Connecting wires end-to-end

alt text
At Steady State,
The Current Density ( $\displaystyle J$ ) is same for both the conductors.

Let $\displaystyle Q$ be the charge accumulated at the boundary between the two conductors.
Let $\displaystyle \sigma_1,\sigma_2$ represent the respective conductivities of the conductors.

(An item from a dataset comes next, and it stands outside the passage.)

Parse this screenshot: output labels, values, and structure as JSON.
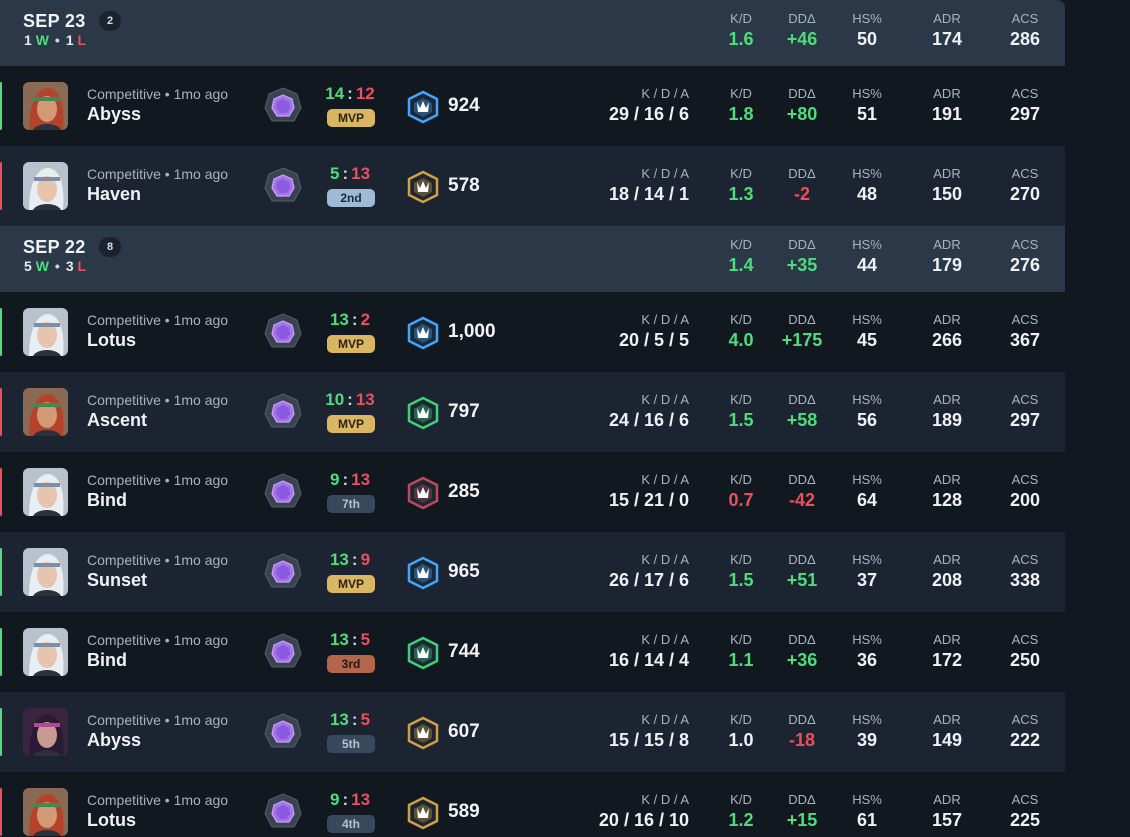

Note that $\displaystyle J = \sigma E$ , where $\displaystyle E$ is the Electric Field inside the conductor.

Also note that,

$\displaystyle \sigma = \frac{1}{\rho}$ , where $\displaystyle \rho$ is the resistivity of the conductor.

Thus,
$\displaystyle J_1 = J_2$
$\displaystyle \sigma_1E_1 = \sigma_2E_2$

$\displaystyle \boxed{\Rightarrow E_2 = \frac{\sigma_1}{\sigma_2} E_1}$

MISTAKE IN FIGURE: Since the current is flowing in the same direction, so, the Electric Field must also be in the same direction (actually, I did it as a mistake in the figure, later realizing it).

Now, consider a Gaussian Surface , which is a cylinder of radius equal to that of the bigger conductor.
It is clear from applying Gauss' Law that,

$\displaystyle E_2A_1 - E_1A_2 = \frac{Q}{\epsilon_o}$

Substituting $\displaystyle E_2$ in terms of $\displaystyle E_1$ , we get,

$\displaystyle Q = A\epsilon_o\sigma_1E_1\left(\frac{1}{\sigma_2}-\frac{1}{\sigma_1}\right)$

We know, $\displaystyle I = JA = (\sigma E)A$ , therefore,

$\displaystyle Q = I\epsilon_o\left(\frac{1}{\sigma_2}-\frac{1}{\sigma_1}\right) = I\epsilon_o(\rho_2-\rho_1) = I\epsilon_o(\rho_{Al} - \rho_{Cu})$

$\displaystyle Q \approx \boxed{9.7\times 10^{-18}C}$